„Bryan 69“ spielt im Michelstädter Hüttenwerk die bekannten Songs des kanadischen Rockers hoch und runter

Bryan Adams ist der König der Rockballaden. In seinen fast 40 Musiker-Jahren hat er viele Welthits geschrieben, die im Radio hoch und runter laufen. Sein „(Everything I do) I do it for you“ wurde letztens sogar bei RTL zur besten Rockballade aller Zeiten gekürt. Wenn dann eine Coverband wie „Bryan 69“ im Hüttenwerk gastiert, ist klar, dass sich ein bekanntes Stück wie an einer Perlenkette ans nächste reiht. Doch das Quintett hatte auch ein paar unbekannte Songs des kanadischen Musikers im Gepäck, die es sonst kaum zu hören gibt.

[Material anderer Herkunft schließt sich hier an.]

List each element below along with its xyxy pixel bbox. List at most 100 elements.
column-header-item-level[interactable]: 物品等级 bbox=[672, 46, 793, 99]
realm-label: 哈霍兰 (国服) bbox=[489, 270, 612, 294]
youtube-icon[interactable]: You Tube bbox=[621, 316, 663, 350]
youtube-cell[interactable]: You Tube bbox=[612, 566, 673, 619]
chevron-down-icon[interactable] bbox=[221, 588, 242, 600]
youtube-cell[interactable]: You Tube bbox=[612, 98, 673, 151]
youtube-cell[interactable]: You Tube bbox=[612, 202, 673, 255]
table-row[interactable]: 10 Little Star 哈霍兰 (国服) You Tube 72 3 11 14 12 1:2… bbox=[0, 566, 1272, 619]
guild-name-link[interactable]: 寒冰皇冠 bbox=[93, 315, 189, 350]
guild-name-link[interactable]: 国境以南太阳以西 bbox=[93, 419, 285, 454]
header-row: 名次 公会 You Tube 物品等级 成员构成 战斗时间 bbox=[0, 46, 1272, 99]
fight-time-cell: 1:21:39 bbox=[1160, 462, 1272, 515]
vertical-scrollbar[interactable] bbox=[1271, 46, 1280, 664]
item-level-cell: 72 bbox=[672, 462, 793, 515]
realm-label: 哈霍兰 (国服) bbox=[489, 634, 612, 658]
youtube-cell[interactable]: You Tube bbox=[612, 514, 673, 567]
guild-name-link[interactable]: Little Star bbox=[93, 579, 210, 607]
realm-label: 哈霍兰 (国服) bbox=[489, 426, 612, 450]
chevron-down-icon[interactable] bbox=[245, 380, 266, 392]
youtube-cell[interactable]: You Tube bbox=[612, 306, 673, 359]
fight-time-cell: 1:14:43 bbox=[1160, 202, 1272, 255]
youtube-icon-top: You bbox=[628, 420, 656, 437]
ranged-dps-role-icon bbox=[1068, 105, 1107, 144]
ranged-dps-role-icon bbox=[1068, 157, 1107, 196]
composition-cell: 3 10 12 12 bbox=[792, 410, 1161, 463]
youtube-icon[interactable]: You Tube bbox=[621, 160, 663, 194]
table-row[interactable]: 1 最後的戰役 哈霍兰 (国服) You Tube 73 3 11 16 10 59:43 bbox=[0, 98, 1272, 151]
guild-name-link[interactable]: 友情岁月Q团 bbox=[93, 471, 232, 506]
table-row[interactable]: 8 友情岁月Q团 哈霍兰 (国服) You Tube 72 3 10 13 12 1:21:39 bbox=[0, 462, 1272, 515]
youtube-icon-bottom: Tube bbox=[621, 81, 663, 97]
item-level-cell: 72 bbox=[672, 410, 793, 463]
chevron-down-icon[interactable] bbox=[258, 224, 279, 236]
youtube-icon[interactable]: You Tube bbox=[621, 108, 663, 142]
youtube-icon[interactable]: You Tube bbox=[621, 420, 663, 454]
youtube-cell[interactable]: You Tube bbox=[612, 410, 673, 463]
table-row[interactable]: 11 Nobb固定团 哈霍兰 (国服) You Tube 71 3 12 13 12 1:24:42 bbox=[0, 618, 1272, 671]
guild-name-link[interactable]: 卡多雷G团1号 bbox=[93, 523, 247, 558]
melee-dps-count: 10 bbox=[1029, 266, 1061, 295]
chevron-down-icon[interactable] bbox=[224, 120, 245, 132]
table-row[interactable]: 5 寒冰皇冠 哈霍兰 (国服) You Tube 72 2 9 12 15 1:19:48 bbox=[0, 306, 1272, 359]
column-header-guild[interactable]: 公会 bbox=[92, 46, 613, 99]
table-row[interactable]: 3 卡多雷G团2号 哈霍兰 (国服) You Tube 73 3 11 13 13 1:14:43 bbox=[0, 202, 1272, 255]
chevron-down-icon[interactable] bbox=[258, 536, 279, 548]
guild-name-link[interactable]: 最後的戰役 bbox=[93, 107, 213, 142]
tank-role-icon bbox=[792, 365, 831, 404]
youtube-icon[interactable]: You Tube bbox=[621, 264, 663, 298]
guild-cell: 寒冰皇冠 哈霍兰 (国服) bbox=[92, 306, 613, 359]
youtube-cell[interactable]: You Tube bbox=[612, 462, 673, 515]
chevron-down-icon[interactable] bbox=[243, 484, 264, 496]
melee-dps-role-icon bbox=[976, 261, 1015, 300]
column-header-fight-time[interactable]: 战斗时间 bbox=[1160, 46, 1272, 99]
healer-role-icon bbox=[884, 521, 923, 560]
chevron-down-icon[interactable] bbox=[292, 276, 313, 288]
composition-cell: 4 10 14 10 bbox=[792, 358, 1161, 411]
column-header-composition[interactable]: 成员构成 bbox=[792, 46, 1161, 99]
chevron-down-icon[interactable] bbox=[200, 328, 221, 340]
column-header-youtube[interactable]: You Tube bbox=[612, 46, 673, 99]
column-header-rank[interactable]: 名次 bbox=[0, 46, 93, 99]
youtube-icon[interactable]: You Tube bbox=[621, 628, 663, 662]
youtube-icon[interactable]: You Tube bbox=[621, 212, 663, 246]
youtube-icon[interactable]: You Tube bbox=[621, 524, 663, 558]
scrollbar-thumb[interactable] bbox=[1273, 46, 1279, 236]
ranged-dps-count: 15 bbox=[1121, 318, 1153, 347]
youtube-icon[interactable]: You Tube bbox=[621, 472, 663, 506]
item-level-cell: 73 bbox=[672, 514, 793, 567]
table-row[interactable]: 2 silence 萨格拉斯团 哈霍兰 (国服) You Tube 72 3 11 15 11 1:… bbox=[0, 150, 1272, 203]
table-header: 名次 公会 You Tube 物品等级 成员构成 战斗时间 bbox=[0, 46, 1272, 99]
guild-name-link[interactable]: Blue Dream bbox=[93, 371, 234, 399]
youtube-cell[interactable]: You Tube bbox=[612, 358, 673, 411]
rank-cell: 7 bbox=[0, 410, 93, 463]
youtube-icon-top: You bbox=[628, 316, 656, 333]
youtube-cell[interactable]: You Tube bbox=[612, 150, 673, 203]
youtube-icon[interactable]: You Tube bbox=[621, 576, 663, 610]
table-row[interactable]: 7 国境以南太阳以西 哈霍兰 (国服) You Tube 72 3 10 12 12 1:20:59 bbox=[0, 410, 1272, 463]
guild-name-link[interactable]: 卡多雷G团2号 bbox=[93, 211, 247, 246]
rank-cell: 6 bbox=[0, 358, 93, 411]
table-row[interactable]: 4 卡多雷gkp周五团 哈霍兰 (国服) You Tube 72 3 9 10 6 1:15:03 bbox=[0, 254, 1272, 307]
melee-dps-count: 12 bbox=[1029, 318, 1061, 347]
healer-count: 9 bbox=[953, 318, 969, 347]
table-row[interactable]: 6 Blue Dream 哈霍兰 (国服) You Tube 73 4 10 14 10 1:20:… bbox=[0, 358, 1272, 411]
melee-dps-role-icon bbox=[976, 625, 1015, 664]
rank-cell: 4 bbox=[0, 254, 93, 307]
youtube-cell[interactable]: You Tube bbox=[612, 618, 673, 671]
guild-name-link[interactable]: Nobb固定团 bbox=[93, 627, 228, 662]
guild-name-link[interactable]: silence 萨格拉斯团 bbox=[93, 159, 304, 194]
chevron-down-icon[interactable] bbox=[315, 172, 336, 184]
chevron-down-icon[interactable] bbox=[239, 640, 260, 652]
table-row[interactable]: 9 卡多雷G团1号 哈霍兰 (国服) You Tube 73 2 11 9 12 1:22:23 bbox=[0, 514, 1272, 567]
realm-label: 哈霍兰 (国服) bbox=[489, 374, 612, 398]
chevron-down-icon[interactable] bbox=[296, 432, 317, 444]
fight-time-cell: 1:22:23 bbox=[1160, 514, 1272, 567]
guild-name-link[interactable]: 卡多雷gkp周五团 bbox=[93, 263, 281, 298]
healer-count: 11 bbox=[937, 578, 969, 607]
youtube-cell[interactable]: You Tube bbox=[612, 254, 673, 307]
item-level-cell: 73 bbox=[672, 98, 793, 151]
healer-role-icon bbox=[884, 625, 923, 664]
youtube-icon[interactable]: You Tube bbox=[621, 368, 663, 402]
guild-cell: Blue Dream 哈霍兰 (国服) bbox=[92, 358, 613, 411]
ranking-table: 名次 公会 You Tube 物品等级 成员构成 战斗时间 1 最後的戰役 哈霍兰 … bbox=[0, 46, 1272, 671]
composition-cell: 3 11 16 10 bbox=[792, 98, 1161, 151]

„Somebody“, „It’s only love“, aber vor allem „Run to you“ und „Summer of 69“ sind es aber, die den Rockbarden zum Weltstar gemacht haben. Gerade seine Hommage an die erste Liebe gehört inzwischen zum Repertoire wirklich jeder Partyband. Da ist es ziemlich wohltuend, ein solches Stück von fünf Musikern aus dem Bad Homburger Raum zu hören, die ihr Geschäft verstehen, in etlichen anderen Bands aktiv sind und einen fetten Sound auf die Bühne bringen, wie es Bryan Adams selbst kaum besser könnte.

Wie Matthias Baselmann (Gitarre/Gesang) den Bryan gibt, ist eine Show für sich. An die Reibeisenstimme kommt er zwar nicht ganz ran, aber der Gesang und das Auftreten passen. Die Songs schmettert er ins Publikum, dass es eine wahre Pracht ist. Die Stimmung braucht etwas um zu zünden, denn vor der Bühne bleiben trotz viel Animation die letzten zwei Meter frei. Aber die Band versteht es, die bekannten Lieder richtiggehend zu zelebrieren, ihnen Leben einzuhauchen, sie oft auch bisschen knackiger zu spielen als das Original.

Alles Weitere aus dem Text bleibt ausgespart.